Monday, January 25, 2010

Dining with Sheharazade: Medieval Middle Eastern Cuisine

Did you know that there are more cooking books in Arabic before 1400 than in all other languages combined?  I didn't, but I cannot say that I am surprised given how finicky Middle Easterners are about the food they eat. This and many other tantalizing tidbits appear in Medieval Cooking in the Islamic World by the Tunisian author Lilia Zaouali. It is a short, fascinating whirlwind tour of our culinary heritage.

The oldest Arabic cookbook titled Kitab al-Tabikh, dates from the 10th century and was penned by Ibn Sayyar al-Warraq and included recipes from the 8th and 9th century Caliphs and members of their court. The influences and complexities of Medieval Islamic cuisine grew predictably as the geographic reach of the Islamic world expanded.  Expanding Northward from the Arabian peninsula, Arab cooking was infused with Persian influences as well as those of the Aramaic speaking Christians of Syria and Iraq.  Moving Westward, Arabs brought Near Eastern recipes to North Africa and Andalusia but also adopted Berber and Iberian influences.  With the Arrival of the Ottomans, the cuisine of the Eastern and Western Islamic world grew apart with the Near Eastern cuisine becoming heavily influenced by Turkish culinary traditions.  Paradoxically, however, some of the more ancient common recipes, lost in the East are preserved in the Maghreb.

The history of the development of a particular cuisine also provides a window into the societal and political workings of the era. There seems to have been a distinct preoccupation with the health aspects of particular foods with many physicians of the era, Muslim Jewish and Christian writing about the benefits and harmful effects of certain foods. Eggplant, for example, with its bitter taste was considered unhealthy and did not become part of the cuisine until someone figured out that salting the eggplants before cooking took the bitterness out. The importance of hygeine in cooking also emphasized as way to ward off fevers. Cooking pots had to be scrubbed clean and cooks were advised not to cut their vegetables on board used to cut uncooked meat.  Surprisingly, some of the cookbooks even included recipes for making wine and beer.  At different periods in the medieval Islamic world alcohol consumption was tolerated though overindulgence was considered unacceptable.  I remember, as a child, asking my father about references to Khamr  in old Arabic texts or poems I read; he would invariably and disengenuously tell me that it really referred to grape juice. 

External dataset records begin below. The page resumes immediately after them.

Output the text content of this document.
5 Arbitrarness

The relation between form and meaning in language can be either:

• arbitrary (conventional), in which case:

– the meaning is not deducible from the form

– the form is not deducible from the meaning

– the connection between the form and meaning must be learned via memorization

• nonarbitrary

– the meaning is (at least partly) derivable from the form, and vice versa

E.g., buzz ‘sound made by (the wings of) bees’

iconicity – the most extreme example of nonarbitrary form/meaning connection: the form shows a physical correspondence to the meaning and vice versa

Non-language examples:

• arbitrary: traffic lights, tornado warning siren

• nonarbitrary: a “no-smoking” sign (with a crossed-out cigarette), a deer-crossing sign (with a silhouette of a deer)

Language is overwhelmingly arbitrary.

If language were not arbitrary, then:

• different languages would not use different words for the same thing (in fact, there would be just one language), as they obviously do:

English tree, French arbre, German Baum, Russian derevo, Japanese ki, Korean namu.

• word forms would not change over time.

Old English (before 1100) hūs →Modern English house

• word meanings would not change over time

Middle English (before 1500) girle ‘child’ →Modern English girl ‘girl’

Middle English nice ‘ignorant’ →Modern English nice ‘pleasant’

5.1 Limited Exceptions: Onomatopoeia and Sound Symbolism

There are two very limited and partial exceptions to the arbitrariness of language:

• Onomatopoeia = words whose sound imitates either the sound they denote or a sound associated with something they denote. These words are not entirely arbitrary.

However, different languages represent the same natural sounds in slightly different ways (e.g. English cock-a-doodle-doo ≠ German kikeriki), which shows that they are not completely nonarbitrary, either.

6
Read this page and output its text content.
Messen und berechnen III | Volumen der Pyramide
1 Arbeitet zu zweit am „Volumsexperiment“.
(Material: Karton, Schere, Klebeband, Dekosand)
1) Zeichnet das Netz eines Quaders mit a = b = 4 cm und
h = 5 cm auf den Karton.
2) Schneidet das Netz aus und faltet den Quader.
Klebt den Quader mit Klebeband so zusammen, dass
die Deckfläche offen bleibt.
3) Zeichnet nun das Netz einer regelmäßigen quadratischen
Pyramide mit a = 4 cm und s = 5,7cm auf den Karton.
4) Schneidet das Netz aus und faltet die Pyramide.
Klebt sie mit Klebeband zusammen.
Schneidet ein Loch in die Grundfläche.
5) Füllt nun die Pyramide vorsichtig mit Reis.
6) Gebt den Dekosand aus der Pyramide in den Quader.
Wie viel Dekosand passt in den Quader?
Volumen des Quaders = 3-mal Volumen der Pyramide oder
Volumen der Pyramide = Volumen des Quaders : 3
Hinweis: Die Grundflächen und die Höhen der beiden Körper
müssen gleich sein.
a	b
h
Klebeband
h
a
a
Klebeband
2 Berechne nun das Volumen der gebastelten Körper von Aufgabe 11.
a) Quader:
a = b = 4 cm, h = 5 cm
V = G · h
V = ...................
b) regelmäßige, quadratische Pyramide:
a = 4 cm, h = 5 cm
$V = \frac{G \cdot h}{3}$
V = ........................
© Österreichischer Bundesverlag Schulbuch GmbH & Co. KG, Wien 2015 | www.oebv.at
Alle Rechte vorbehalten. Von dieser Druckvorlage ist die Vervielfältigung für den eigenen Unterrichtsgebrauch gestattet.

The book also includes 174 recipes divided into medieval recipes and modern recipes, the latter being mostly Maghrebi dishes, that can be traced back to medieval ones. Most sound delicious and have combinations of sweet and savory that is no longer common in today's Middle Eastern cuisine -except, perhaps in Maghrebi cooking. Also, there was widespread use of fermented sauces, akin to soy sauce or Asian fish sauces, in medieval recipes that, to my knowledge, are no longer used. Despite the differences, there remains some commonalities: the heavy use of nuts, pomegranate, lemon and the frequent use of cinammon and other spices. Some recipes like Beef with rosebuds sound intriguing while others, like the one detailed here, sound ominous:
Fish Drowned in Grape Juice:
Take a large fish. Put in black grape juice in a vessel deep enough for it to be completely immersed. It will thrash about and swallow the juice until its body is filled with it.  When the level of the juice goes down and the belly and gills are saturated with it, remove the fish, clean it and cook it on the grill...

Sounds cruel, but I guess it is not any worse than throwing a live lobster into scalding water.

Perhaps the most suprising thing is how few medieval recipes survive.  Though some of the names sound very familiar, the medieval recipes are often totally different than their modern namesakes.  It should come as a surprise, the food we eat is influenced by the times we live in.  Recipes for the same dishes evolve over time with changes in tastes and introduction of new ingredients -like the tomato- not available in medieval times. Witness, for example, the demise of the use of samneh (clarified butter) in favor of vegetable oil. Samneh was considered so important that a scandal over tainted samneh once toppled a government in Syria. Moreover, even at any given time recipes for the same dish vary tremendously from family to family and from town to town, each thinking their recipe is the ultimate, immutable version for that particular dish.